Quello che non sopporto dei critici letterari è la pretesa di grandezza con cui confondono il personale con l’assoluto: si divertono a trasfigurare la propria claudicante soglia d’attenzione, adducendola ad uno scarso magnetismo nella struttura narrativa; soffocano ogni ribellione stilistica corazzati da una strana forma di conformismo reazionario; nemmeno si sforzano troppo, nel celare l’assenza di ogni lume d’originalità sotto la cupola un linguaggio fintamente anticonvenzionale, ma che in verità appartiene ad un filone giornalistico – vedi VICE – che minimamente sospetta che l’autoreferenzialità non sia più cool da almeno un lustro. Puntuale esempio di quanto scritto sopra, la recensione del blog Holden&Company di La fortuna dei Wise, il romanzo d’esordio di una delle promesse della letteratura americana, ovvero Stuart Nadler, già autore della raccolta di racconti Nel libro della vita.
Il romanzo, che confluisce nell’ipertrofico calderone dei di-formazione, narra essenzialmente la storia di un puzzle di uomini al confine: emarginata e ghettizzata è la popolazione afroamericana, negli ancora ottusamente pallidi Stati Uniti della seconda metà del secolo scorso; classista e snob è la famiglia Wise, tipicamente parvenu; solitario il figlio, protagonista e voce della narrazione, melancolico sarto di uno strappo aperto dall’implodere di incomunicabili, inconfessabili solitudini.

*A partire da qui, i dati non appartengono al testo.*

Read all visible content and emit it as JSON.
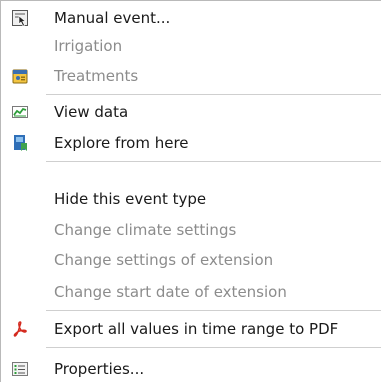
{
  "menu": {
    "items": [
      {
        "label": "Manual event...",
        "enabled": true,
        "icon": "manual-event-icon"
      },
      {
        "label": "Irrigation",
        "enabled": false,
        "icon": ""
      },
      {
        "label": "Treatments",
        "enabled": false,
        "icon": "treatments-icon"
      },
      {
        "label": "View data",
        "enabled": true,
        "icon": "view-data-chart-icon"
      },
      {
        "label": "Explore from here",
        "enabled": true,
        "icon": "explore-icon"
      },
      {
        "label": "Hide this event type",
        "enabled": true,
        "icon": ""
      },
      {
        "label": "Change climate settings",
        "enabled": false,
        "icon": ""
      },
      {
        "label": "Change settings of extension",
        "enabled": false,
        "icon": ""
      },
      {
        "label": "Change start date of extension",
        "enabled": false,
        "icon": ""
      },
      {
        "label": "Export all values in time range to PDF",
        "enabled": true,
        "icon": "pdf-icon"
      },
      {
        "label": "Properties...",
        "enabled": true,
        "icon": "properties-icon"
      }
    ]
  },
  "colors": {
    "text": "#1a1a1a",
    "disabled_text": "#8c8c8c",
    "separator": "#cfcfcf",
    "pdf_red": "#d42a1f",
    "chart_green": "#2e9e3a",
    "explore_blue": "#2f6fb8"
  }
}
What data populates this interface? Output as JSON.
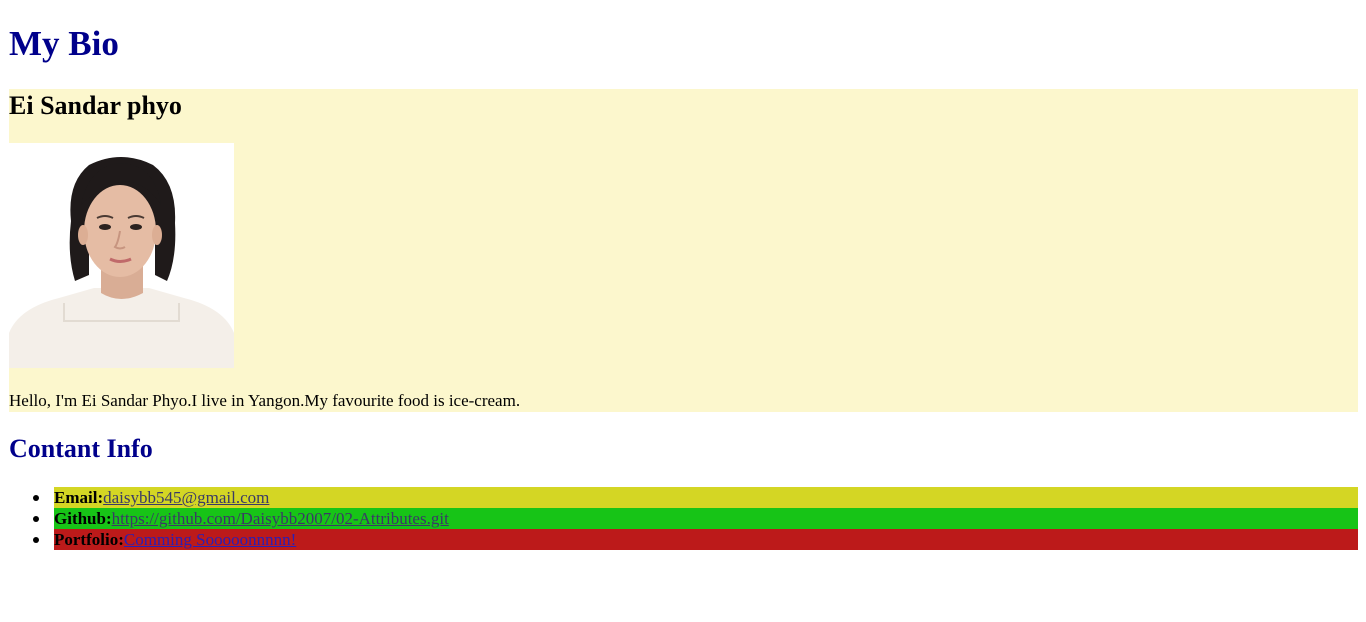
{
  "header": {
    "title": "My Bio"
  },
  "bio": {
    "name": "Ei Sandar phyo",
    "text": "Hello, I'm Ei Sandar Phyo.I live in Yangon.My favourite food is ice-cream.",
    "section_background": "#fcf7cd",
    "photo_icon": "portrait-photo"
  },
  "contact": {
    "title": "Contant Info",
    "items": [
      {
        "label": "Email:",
        "link_text": "daisybb545@gmail.com",
        "background": "#d4d624"
      },
      {
        "label": "Github:",
        "link_text": "https://github.com/Daisybb2007/02-Attributes.git",
        "background": "#17c417"
      },
      {
        "label": "Portfolio:",
        "link_text": "Comming Sooooonnnnn!",
        "background": "#bc1a1a"
      }
    ]
  },
  "colors": {
    "heading": "#00008b"
  }
}
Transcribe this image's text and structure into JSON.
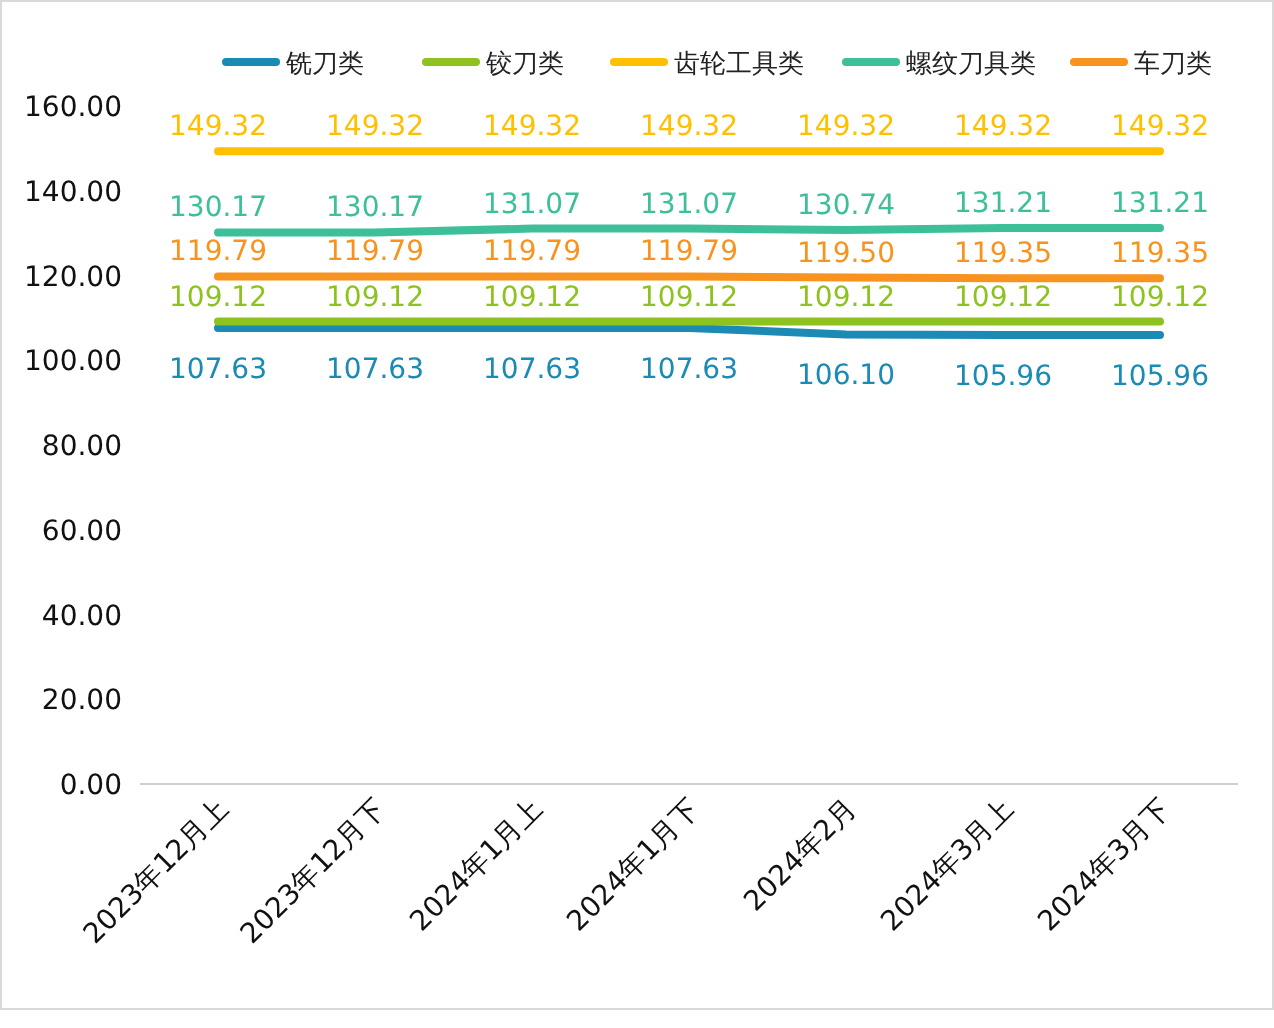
{
  "chart_data": {
    "type": "line",
    "categories": [
      "2023年12月上",
      "2023年12月下",
      "2024年1月上",
      "2024年1月下",
      "2024年2月",
      "2024年3月上",
      "2024年3月下"
    ],
    "series": [
      {
        "name": "铣刀类",
        "color": "#1b8ab5",
        "values": [
          107.63,
          107.63,
          107.63,
          107.63,
          106.1,
          105.96,
          105.96
        ],
        "value_labels": [
          "107.63",
          "107.63",
          "107.63",
          "107.63",
          "106.10",
          "105.96",
          "105.96"
        ]
      },
      {
        "name": "铰刀类",
        "color": "#8dc21f",
        "values": [
          109.12,
          109.12,
          109.12,
          109.12,
          109.12,
          109.12,
          109.12
        ],
        "value_labels": [
          "109.12",
          "109.12",
          "109.12",
          "109.12",
          "109.12",
          "109.12",
          "109.12"
        ]
      },
      {
        "name": "齿轮工具类",
        "color": "#ffc000",
        "values": [
          149.32,
          149.32,
          149.32,
          149.32,
          149.32,
          149.32,
          149.32
        ],
        "value_labels": [
          "149.32",
          "149.32",
          "149.32",
          "149.32",
          "149.32",
          "149.32",
          "149.32"
        ]
      },
      {
        "name": "螺纹刀具类",
        "color": "#3dbf9a",
        "values": [
          130.17,
          130.17,
          131.07,
          131.07,
          130.74,
          131.21,
          131.21
        ],
        "value_labels": [
          "130.17",
          "130.17",
          "131.07",
          "131.07",
          "130.74",
          "131.21",
          "131.21"
        ]
      },
      {
        "name": "车刀类",
        "color": "#f7931e",
        "values": [
          119.79,
          119.79,
          119.79,
          119.79,
          119.5,
          119.35,
          119.35
        ],
        "value_labels": [
          "119.79",
          "119.79",
          "119.79",
          "119.79",
          "119.50",
          "119.35",
          "119.35"
        ]
      }
    ],
    "legend": true,
    "ylim": [
      0,
      160
    ],
    "yticks": [
      {
        "value": 0,
        "label": "0.00"
      },
      {
        "value": 20,
        "label": "20.00"
      },
      {
        "value": 40,
        "label": "40.00"
      },
      {
        "value": 60,
        "label": "60.00"
      },
      {
        "value": 80,
        "label": "80.00"
      },
      {
        "value": 100,
        "label": "100.00"
      },
      {
        "value": 120,
        "label": "120.00"
      },
      {
        "value": 140,
        "label": "140.00"
      },
      {
        "value": 160,
        "label": "160.00"
      }
    ],
    "data_labels": true
  }
}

Lo strappo giunge, tuttavia, strisciando immerso in un fitto sottobosco. Quando Arthur Wise, avvocato dallo scarso successo, si trova protagonista di una class action intentata ad una compagnia aerea, l’opportunità per riscattare il destino della propria vita lo attrae: il benessere acquisito ammalia, stringe e avvolge in un claustrofobico antro degli affetti, in cui il figlio Hilly non può essere ammesso. Il piccolo si trova allora ad orbitare attorno ad un astro appartenente ad una sistema estraneo, punteggiato dalle aspirazioni strozzate e dalle velleità artistiche del tuttofare nero Lem Dawson e dalla fiera vividezza di sua nipote, Savannah. Saranno le tensioni razziali, responsabili di un addio racoroso, ad inaugurare la lunga stagione di privata guarigione, inseguimento e redenzione: Hilly diverrà reporter, seguirà con attenzione la questione della lotta per i diritti civili. La sua lotta personale sarà affidata nuovamente a Savannah, all’ammenda.